In the meantime, Uber, you are a not just a cool app provider.  You are a taxi firm with obligations to your drivers and passengers.  You must be safe and operate within the rules, understand that, or get off our streets.

 

About the author

Gordon MacIntyre-Kemp

Gordon MacIntyre-Kemp is the Founder and Chief Executive of Business for Scotland. Before becoming CEO of Business for Scotland Gordon ran a business strategy and social media, sales & marketing consultancy.

With a degree in business, marketing and economics, Gordon has worked as an economic development planning professional, and in marketing roles specialising in pricing modelling and promotional evaluation for global companies (including P&G).

Gordon benefits (not suffers) from dyslexia, and is a proponent of the emerging New Economics School. Gordon contributes articles to Business for Scotland, The National and Believe in Scotland.

3 Comments

  • This is the wave of the future. I am a tech worker in Silicon Valley and have been for about 20 years. It is almost impossible to get an FTE job anymore and most of these companies have up to 40 % contract employees and/or vendors. I feel terrible supporting this model because it is unfair to future workers who will have to accept an environment where they have no worker rights. What happens in the US always works its way through to the UK so beware. Hopefully soon I will have enough saved to return to Scotland.
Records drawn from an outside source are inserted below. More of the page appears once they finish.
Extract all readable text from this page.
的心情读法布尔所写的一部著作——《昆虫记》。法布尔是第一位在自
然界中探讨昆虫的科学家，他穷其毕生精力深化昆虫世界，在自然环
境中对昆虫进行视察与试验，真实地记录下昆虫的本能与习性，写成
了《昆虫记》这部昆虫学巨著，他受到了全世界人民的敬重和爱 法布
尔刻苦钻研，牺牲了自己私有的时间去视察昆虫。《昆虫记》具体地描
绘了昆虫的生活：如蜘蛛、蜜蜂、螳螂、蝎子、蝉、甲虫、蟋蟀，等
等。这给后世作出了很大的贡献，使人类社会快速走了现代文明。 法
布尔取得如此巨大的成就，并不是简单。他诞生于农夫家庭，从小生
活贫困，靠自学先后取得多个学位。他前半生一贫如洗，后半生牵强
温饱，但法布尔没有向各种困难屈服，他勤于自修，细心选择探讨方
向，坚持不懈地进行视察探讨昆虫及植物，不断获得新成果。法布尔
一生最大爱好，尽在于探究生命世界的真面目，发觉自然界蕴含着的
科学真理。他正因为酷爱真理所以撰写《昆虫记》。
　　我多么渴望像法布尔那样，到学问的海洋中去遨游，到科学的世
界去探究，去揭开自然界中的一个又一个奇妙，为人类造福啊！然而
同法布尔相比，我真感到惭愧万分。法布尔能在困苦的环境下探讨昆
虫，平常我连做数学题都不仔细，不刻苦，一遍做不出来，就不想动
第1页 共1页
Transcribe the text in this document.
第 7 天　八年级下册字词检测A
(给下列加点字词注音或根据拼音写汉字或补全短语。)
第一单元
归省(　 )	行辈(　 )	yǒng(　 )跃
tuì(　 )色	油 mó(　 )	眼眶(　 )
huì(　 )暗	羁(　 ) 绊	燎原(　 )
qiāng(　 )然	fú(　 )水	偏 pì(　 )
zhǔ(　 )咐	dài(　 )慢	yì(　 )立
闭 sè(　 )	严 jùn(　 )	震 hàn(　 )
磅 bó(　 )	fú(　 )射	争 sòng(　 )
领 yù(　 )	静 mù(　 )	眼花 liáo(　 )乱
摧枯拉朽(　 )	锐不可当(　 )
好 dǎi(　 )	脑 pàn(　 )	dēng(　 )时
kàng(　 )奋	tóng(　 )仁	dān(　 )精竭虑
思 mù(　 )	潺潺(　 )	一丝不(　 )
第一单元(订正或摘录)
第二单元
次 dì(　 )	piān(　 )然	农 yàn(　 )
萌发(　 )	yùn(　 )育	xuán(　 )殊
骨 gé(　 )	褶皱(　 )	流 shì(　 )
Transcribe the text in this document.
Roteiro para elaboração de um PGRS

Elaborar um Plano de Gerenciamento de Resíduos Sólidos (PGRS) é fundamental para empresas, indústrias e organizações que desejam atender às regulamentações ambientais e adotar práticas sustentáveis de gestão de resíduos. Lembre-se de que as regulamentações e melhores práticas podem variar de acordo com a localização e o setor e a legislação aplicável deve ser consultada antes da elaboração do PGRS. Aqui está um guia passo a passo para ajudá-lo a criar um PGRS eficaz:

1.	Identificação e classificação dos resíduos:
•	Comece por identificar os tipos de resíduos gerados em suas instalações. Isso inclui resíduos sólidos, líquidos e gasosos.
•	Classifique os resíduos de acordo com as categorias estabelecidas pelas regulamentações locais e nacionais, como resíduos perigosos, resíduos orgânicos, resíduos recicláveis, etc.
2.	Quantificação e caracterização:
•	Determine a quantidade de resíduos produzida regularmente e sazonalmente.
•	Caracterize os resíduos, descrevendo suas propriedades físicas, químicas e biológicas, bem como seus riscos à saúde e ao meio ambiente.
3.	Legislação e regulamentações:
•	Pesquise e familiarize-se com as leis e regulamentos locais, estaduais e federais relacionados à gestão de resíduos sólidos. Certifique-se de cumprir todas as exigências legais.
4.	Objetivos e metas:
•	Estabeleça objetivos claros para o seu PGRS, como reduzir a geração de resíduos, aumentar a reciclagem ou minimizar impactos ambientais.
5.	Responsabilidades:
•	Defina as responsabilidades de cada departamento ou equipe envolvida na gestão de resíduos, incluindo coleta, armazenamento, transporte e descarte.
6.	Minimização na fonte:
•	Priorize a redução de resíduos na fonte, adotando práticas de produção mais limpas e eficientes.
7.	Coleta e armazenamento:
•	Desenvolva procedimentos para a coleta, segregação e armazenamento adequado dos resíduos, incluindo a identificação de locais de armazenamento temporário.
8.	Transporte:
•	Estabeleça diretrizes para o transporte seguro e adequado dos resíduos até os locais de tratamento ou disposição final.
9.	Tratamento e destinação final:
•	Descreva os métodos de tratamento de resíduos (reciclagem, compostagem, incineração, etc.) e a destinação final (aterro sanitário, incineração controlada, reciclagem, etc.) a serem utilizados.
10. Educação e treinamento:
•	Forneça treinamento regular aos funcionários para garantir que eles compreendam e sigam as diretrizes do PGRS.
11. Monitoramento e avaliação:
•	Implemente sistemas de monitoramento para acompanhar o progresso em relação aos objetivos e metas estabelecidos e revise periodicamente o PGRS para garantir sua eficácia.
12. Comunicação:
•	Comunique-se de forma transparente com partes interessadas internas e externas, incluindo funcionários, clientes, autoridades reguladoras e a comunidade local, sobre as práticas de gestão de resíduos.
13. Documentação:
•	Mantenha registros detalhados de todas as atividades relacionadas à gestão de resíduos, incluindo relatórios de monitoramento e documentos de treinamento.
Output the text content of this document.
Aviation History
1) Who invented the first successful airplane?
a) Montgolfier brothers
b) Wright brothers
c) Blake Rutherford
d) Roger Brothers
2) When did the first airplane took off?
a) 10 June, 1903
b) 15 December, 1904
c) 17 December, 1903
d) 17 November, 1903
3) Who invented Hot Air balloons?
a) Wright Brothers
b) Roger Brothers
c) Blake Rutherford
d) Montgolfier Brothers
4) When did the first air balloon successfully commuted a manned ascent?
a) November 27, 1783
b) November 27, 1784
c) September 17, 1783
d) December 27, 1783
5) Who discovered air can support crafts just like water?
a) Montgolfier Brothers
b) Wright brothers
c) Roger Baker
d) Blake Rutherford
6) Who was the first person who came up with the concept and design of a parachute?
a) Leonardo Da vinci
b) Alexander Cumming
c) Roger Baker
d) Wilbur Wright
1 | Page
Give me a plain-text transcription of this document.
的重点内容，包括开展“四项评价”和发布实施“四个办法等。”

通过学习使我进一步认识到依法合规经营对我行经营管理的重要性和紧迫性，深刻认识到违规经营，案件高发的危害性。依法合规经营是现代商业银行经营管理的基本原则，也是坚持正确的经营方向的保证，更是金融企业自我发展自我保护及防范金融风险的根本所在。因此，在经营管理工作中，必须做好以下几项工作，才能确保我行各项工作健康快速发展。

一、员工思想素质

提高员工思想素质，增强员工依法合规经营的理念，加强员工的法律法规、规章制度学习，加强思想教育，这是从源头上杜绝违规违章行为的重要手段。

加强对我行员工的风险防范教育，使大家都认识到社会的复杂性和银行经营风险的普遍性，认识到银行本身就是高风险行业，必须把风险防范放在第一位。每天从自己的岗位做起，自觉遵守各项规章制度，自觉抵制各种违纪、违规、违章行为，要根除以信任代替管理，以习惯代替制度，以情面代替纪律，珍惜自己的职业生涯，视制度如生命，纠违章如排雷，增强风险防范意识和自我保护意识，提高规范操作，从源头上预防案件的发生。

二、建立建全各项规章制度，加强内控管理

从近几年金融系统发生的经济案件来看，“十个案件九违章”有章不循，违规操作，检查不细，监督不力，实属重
  • as far as the future goes I think you will find that all taxi offices will go driverless with the owners offering cars to the offices and that way there will still be no need to charge VAT. I operate taxis and these are the same rules we all operate under.

    • Sure Bob but can you afford to do a deal with Merc to have a fleet of driverless cars in 2021 when the technology will still be expensive?